Research Seminar, “Death and the birth of a nation: Cemeteries in Nineteenth-Century Italy” (Hannah Malone, University of Groningen)
Italians have a special relationship with their dead and that relationship constitutes a basis for Italy’s national identity. Whereas across Europe until the late eighteenth century the dead had been buried in urban churches and graveyards, from the early 1800s, the prohibition of burial within cities led to the creation of new cemeteries that were suburban, public, secular, and socially inclusive, and whose importance reflected the celebration of death in an era of Romanticism and individualism. Although Romantic culture was widespread throughout Europe, Italy’s cemeteries of the nineteenth century were distinctive in that they were monumental rather than landscaped, and unparalleled in their scale, grandeur, and cost. They emerged in direct response to the evolution of Italian society and politics at the time of unification. As Italy underwent a period of turbulent change marked the rise of the bourgeoisie, the struggle for independence, and the creation of the nation-state, the new cemeteries expressed the tensions and conflicts that shaped the emergent nation.

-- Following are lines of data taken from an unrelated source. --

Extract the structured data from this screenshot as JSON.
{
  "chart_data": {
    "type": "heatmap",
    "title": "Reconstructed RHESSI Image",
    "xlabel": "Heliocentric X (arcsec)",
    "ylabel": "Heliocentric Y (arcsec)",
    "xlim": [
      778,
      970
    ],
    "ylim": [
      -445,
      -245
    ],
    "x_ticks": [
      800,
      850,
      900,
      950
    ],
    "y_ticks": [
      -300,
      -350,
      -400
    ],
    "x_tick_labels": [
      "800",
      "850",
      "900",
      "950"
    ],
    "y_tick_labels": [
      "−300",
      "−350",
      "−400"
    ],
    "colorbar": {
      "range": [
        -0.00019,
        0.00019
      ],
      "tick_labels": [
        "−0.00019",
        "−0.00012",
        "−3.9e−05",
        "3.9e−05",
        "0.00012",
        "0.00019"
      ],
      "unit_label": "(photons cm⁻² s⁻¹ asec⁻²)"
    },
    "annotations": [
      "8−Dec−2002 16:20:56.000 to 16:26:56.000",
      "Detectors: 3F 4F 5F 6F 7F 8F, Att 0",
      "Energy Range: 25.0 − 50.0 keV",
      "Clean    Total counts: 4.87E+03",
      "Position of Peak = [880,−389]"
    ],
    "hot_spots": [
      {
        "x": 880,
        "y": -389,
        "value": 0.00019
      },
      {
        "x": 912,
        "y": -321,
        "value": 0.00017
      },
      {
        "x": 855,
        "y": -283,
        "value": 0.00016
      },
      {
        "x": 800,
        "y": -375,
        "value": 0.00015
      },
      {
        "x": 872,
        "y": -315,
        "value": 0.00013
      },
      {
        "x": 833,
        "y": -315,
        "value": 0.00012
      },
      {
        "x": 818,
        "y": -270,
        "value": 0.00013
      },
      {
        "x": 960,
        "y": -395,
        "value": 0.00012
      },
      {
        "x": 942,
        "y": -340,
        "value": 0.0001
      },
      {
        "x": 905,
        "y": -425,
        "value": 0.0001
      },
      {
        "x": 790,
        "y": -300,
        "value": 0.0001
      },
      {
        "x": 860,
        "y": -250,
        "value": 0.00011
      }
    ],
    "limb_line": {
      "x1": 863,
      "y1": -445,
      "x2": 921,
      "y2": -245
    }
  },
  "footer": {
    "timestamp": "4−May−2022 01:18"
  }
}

Drawing on my monograph, Architecture, Death and Nationhood (Routledge, 2017), the seminar will explore Italy’s monumental cemeteries of the nineteenth century as a distinctly Italian phenomenon, and as a window onto Italian attitudes towards death and commemoration. In particular, in the context of the Risorgimento, public cemeteries were imbued with political meanings that were coloured by nationalism and a rising civic consciousness. Following Italy’s unification, they conveyed the power of the bourgeoning nation, and accommodated efforts to construct an Italian identity through a shared memory of national heroes. In that sense, the seminar will show how, in the monumental cemeteries, death reflected the narratives, mentalities, and memories that defined Italy as a nation.